La catedral vieja está a salvo. Cerrada en 1994 por el peligro de derrumbe del lateral derecho, el templo gótico ya no se cae. Después de tantos años de estudios previos, plan director, proyectos pormenorizados, análisis de materiales y obras, los ocho pilares más deteriorados -todos situados en la mitad posterior de la nave central- ya son firmes. Lo asegura el gerente de la fundación Santa Santa María, el arquitecto Juan Ignacio Lasagabaster, impulsor de la ambiciosa rehabilitación desde sus orígenes.

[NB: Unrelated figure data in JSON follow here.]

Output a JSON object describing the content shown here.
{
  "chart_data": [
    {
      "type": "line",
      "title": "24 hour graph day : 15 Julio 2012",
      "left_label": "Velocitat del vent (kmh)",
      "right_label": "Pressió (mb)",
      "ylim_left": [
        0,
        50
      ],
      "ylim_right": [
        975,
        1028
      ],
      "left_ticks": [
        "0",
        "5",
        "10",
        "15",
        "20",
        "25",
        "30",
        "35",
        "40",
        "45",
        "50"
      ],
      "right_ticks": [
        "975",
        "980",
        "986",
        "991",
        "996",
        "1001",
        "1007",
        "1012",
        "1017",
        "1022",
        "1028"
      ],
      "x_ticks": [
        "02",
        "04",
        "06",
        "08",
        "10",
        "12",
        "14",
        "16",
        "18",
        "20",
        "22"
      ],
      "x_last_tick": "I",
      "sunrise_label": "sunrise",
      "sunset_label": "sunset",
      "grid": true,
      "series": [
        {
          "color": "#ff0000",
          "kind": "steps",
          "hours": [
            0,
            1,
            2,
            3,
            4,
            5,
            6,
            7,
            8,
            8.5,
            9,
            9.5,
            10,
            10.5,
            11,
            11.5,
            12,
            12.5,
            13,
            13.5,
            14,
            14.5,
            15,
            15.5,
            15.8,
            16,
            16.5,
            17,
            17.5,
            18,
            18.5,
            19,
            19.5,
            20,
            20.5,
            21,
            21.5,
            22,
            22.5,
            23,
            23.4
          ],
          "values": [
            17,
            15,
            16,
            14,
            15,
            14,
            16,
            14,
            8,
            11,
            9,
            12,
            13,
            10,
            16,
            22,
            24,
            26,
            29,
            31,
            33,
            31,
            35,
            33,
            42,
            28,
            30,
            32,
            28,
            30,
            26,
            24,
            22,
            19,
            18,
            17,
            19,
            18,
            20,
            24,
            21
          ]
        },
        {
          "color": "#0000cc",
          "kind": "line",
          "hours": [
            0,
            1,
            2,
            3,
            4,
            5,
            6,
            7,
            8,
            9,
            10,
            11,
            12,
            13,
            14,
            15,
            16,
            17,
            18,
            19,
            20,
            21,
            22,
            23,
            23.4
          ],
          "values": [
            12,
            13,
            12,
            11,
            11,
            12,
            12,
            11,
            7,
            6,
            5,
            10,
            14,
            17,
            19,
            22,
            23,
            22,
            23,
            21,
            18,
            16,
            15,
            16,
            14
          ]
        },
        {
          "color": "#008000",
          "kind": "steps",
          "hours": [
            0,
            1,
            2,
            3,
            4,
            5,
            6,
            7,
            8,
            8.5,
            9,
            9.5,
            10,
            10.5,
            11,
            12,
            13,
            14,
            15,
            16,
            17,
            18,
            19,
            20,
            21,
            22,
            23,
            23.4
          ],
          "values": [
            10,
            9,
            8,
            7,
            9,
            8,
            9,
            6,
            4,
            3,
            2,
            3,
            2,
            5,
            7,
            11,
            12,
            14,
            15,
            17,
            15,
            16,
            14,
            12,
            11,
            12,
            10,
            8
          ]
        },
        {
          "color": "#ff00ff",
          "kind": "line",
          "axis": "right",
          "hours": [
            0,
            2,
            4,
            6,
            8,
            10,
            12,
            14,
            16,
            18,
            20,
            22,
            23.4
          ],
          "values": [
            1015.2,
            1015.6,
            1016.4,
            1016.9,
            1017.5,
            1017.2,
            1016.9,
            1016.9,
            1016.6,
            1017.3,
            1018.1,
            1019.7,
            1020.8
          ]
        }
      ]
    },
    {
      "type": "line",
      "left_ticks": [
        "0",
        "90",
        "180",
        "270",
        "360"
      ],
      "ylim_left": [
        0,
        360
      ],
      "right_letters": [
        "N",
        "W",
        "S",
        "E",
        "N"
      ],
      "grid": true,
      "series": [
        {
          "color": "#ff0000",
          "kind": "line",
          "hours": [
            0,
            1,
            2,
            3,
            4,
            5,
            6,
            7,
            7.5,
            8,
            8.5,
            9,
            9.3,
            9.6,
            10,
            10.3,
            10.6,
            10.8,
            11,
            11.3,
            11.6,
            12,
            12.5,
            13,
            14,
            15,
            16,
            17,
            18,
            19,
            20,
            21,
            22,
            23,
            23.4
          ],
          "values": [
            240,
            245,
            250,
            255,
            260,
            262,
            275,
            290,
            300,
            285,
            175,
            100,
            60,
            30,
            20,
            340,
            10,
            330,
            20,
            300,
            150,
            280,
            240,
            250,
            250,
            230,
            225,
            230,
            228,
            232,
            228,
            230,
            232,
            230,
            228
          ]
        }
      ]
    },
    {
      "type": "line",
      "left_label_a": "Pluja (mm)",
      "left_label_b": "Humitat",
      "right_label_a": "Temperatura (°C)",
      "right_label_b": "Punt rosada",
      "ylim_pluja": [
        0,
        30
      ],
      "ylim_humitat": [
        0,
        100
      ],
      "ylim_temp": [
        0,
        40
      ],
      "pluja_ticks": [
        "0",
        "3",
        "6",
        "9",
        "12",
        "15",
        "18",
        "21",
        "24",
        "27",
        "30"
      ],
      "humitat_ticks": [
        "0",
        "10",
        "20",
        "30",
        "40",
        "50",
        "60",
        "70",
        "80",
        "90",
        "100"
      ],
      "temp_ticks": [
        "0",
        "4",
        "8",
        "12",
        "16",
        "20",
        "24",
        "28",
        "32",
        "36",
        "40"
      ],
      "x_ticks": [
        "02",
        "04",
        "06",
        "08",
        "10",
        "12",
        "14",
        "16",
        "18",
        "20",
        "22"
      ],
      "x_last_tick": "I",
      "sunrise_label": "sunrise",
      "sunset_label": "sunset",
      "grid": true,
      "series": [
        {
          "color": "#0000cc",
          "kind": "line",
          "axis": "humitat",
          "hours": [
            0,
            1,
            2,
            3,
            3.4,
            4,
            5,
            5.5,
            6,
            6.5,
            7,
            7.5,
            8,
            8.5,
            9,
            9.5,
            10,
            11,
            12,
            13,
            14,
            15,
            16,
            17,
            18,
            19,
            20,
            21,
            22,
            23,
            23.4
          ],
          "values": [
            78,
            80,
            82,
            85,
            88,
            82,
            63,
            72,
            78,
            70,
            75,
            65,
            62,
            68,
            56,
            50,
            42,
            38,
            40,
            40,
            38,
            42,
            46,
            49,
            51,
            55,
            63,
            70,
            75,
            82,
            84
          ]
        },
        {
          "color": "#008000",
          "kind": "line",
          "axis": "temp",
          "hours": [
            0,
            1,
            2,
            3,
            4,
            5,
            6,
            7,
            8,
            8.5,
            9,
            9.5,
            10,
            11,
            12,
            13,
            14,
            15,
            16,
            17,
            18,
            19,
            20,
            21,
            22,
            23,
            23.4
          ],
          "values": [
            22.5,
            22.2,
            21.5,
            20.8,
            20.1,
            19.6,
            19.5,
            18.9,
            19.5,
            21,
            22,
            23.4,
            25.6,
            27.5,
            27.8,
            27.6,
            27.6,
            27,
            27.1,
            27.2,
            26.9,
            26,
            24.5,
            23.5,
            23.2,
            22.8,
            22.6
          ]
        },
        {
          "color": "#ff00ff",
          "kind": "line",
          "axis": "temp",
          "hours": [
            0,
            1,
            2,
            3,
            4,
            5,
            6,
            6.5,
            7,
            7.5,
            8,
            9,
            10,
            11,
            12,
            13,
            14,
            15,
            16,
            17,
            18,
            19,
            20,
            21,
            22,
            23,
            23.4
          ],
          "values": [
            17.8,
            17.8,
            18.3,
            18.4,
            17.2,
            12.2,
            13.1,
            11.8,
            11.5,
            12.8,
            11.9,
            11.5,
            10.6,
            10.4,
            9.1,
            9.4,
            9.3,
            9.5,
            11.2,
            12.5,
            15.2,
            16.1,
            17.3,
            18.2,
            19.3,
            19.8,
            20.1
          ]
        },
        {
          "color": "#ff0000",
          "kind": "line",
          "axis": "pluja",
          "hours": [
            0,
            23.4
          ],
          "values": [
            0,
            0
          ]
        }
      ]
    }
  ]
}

«Las inyecciones de cal en los cimientos han funcionado. Seis meses después de realizarse, se ha comprobado que ya no se generan movimientos. Están reforzados». dice sin ocultar cierta satisfacción. Este éxito no significa, sin embargo, que los muchos males de la 'enferma' están ya resueltos. Queda por delante, mucho trabajo por hacer. Lo importante es, en cualquier caso, que la técnica elegida para consolidar los basamentos ha sido la correcta. En este sentido, Lasagabaster resalta el papel que ha jugado el Laboratorio de Materiales de la Diputación, a cuyo frente está Santiago Tamayo. «Ha realizado los ensayos previos sobre el tipo de materiales que debíamos utilizar y han controlado la calidad de los mismos, la dosificación y el fraguado. Su colaboración ha sido importantísima», resalta.
Red de arcos
¿Habrá que hacer lo mismo en los diez pilares restantes? «Ya se verá», señala Lasagabaster. Y entra en detalles. «En dos de los cuatro pilares del crucero habrá que hacer inyecciones; en los otros dos, aún está sin decidir, lo mismo que en los cuatro de la girola y en los dos de las capillas».
La fragilidad de las columnas ha repercutido, de forma negativa, en los muros laterales de la nave. Por ello, al mismo tiempo que se ha consolidado la cimentación, se han reforzado las paredes desde la misma base. También se encuentran muy avanzados los trabajos de colocación de una red de arcos de piedra que interconectan todos los cimientos, de forma que el peso de la catedral se reparta por igual. Esta obra, realizada por canteros con técnicas totalmente tradicionales, concluirá en marzo. La malla de arcos piedra comunica trece columnas. En las cuatro situadas bajo el coro, se ha optado por construir muros para reforzar los basamentos, al no haber altura suficiente en esta zona parar situar las arcadas.
Los trabajos en la nave central -la zona del presbiterio y girola está aún en excavación- se han centrado también en proteger con capas de cal la roca del subsuelo, que se encontraba degradada. El siguiente paso dará comienzo en breve y consistirá en colocar la estructura sobre la que se apoyará el suelo. Se realizará a base de vigas de madera sobre las que se apoyará un primer forjado de madera y, después, una tarima.
Los responsables de la restauración han apostado por la tabla, en lugar de una plaqueta de mármol como la que antes había, con el fin de «mejorar la acústica, que era muy dura». El suelo será de roble asturiano. «La madera se encuentra ya apilada en almacenes de la Diputación, con el fin de que se adapte a las condiciones climáticas de Vitoria», comenta el gerente de la fundación.
Taller de vidrieras
Mientras los trabajos en la nave central continuarán a lo largo de 2009, el próximo año se acometerá también la rehabilitación exterior de la sacristía, cuya restauración interior ya ha concluido. Además de la mejora de los muros, se sustituirán los burdos cristales por vidrieras. Dado que no existen datos de las originales, se ha encargado el diseño de unas nuevas sobre la base de los cánones barrocos que corresponde a la construcción de este espacio.
Las vidrieras se harán de modo artesanal. Para ello se ha elegido al único vidriero artesano de Vitoria, Mikel Delika. La intención de la fundación Santa María es organizar un taller abierto al público para que la gente vea el proceso de confección.